The age of the chickens should be considered when calculating water supply.The originating document has been archived. We cannot confirm the completeness, accuracy and currency of the content. These Newcastle Disease Vaccines accompanied by diluent are recommended for the vaccination of healthy chickens one day of age or older.

Newcastle Disease Vaccine, B1 Type, LaSota Strain, Live Virus

Remove seal and stopper from vaccine and diluent vials. Avoid contamination of stoppers and contents. Add diluent to half-fill the vaccine vial. Replace stopper and shake until contents are dissolved. Do not release bird until vaccine has been inhaled. These Newcastle Disease Vaccines are recommended for the vaccination of healthy chickens 2 weeks of age or older. Discontinue use of medications or sanitizing agents in the drinking water 24 hours before vaccinating.
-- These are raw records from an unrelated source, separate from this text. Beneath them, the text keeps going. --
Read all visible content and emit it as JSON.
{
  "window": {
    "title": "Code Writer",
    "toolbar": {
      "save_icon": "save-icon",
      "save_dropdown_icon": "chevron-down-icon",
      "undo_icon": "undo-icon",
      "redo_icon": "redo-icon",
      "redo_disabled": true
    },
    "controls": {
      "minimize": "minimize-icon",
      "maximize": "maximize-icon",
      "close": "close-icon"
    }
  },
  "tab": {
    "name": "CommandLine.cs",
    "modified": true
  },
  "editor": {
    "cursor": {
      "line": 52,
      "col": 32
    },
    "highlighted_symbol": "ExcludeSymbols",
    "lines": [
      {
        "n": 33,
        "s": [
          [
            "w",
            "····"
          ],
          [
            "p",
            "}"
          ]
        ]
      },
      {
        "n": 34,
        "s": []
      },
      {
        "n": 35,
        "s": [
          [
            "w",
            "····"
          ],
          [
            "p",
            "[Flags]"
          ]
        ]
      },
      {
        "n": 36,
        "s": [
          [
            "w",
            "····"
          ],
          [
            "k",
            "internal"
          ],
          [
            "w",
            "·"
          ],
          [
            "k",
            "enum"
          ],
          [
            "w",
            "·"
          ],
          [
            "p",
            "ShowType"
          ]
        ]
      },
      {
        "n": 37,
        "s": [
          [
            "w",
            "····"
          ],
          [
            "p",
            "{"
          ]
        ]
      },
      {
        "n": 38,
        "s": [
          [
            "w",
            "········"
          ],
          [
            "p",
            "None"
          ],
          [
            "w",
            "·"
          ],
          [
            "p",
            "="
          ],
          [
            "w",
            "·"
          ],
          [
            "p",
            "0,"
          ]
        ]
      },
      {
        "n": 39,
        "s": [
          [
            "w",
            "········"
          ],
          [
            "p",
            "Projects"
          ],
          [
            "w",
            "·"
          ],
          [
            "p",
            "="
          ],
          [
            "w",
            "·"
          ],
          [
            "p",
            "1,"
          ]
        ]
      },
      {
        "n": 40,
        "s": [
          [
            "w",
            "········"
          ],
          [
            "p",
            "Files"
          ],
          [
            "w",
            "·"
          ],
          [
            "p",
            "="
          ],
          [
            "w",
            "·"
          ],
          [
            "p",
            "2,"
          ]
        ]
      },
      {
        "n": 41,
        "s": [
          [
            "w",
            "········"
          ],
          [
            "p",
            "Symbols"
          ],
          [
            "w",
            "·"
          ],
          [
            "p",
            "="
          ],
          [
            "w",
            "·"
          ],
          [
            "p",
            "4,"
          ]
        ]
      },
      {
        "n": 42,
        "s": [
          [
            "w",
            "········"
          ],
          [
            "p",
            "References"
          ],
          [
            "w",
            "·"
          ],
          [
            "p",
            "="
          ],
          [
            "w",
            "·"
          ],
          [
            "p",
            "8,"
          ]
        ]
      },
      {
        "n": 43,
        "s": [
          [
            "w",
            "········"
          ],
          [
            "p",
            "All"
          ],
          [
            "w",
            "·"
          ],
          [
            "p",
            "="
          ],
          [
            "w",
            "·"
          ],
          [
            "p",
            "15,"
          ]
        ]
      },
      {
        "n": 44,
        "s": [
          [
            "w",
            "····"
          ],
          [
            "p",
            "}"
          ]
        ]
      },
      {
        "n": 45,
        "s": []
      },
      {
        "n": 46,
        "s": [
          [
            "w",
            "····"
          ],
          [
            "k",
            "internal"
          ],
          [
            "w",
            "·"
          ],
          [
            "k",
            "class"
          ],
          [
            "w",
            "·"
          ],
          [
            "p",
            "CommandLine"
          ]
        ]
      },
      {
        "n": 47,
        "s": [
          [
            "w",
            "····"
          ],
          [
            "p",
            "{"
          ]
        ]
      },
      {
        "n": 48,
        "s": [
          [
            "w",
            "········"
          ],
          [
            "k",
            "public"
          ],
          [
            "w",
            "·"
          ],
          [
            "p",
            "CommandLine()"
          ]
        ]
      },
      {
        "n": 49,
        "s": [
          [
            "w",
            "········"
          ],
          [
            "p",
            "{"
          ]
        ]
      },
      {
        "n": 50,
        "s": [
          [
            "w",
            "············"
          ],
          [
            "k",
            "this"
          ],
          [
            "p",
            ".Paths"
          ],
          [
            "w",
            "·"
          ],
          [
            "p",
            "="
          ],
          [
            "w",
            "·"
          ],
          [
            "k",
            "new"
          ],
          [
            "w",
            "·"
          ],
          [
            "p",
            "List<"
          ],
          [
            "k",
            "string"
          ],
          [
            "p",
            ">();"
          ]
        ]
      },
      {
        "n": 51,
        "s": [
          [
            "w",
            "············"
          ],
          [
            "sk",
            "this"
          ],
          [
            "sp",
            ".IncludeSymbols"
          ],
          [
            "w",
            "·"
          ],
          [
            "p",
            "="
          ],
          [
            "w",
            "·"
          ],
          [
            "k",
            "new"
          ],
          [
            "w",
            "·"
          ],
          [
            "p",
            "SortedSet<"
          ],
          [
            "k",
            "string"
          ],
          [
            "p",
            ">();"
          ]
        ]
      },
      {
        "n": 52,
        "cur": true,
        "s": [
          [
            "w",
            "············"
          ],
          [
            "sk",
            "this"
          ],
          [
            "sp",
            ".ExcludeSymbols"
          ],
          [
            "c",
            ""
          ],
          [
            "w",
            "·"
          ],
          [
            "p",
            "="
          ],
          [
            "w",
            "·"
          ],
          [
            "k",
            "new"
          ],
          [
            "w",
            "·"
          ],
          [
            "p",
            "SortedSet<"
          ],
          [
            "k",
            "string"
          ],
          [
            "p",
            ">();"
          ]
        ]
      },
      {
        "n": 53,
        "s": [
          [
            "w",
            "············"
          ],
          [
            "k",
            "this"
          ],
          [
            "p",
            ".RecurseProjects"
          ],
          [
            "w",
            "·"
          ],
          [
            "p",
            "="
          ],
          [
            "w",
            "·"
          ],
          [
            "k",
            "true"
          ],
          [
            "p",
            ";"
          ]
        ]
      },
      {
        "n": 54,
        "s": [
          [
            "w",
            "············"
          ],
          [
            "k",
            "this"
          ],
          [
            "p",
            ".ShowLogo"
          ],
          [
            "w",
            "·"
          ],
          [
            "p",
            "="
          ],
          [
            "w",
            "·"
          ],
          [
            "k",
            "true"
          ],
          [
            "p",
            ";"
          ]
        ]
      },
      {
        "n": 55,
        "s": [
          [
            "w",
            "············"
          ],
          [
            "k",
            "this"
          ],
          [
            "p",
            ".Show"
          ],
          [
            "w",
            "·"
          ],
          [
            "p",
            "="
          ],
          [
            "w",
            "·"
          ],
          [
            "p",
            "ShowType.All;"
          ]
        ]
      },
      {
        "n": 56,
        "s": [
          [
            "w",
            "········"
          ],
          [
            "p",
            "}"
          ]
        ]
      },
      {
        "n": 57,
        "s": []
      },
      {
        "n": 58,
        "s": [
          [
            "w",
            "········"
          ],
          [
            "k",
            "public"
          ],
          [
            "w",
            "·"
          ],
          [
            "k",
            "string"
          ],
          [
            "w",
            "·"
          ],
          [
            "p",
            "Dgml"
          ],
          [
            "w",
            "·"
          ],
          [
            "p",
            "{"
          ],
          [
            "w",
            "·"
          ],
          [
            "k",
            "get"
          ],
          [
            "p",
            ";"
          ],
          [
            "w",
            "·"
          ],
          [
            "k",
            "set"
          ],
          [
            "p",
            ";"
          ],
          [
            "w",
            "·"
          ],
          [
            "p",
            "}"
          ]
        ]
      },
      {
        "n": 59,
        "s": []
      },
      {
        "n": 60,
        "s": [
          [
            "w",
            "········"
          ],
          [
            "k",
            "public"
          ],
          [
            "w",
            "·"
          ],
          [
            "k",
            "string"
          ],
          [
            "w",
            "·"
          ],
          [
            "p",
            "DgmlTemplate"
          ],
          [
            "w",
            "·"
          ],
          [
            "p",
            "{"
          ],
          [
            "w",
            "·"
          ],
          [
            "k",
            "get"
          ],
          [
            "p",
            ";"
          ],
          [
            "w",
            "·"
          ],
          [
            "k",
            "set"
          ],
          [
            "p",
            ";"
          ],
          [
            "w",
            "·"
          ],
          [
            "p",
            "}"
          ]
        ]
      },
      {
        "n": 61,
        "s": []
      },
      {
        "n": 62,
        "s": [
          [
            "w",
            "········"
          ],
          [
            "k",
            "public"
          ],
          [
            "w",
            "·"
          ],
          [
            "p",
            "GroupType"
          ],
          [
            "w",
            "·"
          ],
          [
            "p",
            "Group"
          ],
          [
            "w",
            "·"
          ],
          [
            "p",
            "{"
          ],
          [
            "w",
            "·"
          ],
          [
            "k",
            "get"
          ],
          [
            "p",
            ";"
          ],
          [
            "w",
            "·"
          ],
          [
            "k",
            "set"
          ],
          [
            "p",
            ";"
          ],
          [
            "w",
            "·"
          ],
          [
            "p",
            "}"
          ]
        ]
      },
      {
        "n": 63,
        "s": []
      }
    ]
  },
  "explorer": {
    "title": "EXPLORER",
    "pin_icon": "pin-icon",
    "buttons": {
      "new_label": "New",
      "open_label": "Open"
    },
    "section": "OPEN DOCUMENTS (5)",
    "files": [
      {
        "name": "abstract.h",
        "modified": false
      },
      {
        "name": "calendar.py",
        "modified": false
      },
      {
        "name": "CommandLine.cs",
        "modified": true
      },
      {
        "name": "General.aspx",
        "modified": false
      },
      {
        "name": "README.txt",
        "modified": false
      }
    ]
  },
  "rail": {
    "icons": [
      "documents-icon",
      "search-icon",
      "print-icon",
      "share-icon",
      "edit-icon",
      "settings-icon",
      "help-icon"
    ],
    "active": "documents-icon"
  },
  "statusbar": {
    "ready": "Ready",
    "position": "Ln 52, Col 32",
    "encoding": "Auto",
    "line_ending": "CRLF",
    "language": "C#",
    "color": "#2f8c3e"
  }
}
Do not resume use for 24 hours following vaccination. Water used for the drinking-water administration of a live virus vaccine must be non-chlorinated. Provide enough waterers so two-thirds of the birds may drink at one time. Scrub waterers, with fresh, clean, non-chlorinated water, and use no disinfectant. Let the waterers drain dry. Turn off automatic waterers, so the only available water is the vaccine water. Do not give vaccine water through medication tanks.

Withhold water for 2 hours before vaccinating. Do not deprive the birds of water if the temperature is extremely high. Distribute the final volume of vaccine water evenly among the clean waterers. Do not place the waterers in direct sunlight. Resume regular water administration only after all the vaccine water has been consumed. These Newcastle Disease Vaccines may be used for the revaccination of healthy chickens 4 weeks of age or older by spraying the vaccine solution above the chickens.

A sprayer that delivers a coarse spray quickly and evenly is recommended. Pour rehydrated vaccine into a clean container and add cool, distilled water per chart below and shake thoroughly. Direct the spray above the heads of the birds. See chart below:. This spray method of vaccination should be employed in poultry houses where air movement can be reduced to a minimum. Before spraying the vaccine solution, close the house and shut off mechanical ventilation.

Maintain these conditions both during spraying and for 20 minutes afterwards. Any sprayer used for application of a live virus vaccine should be used for no other purpose.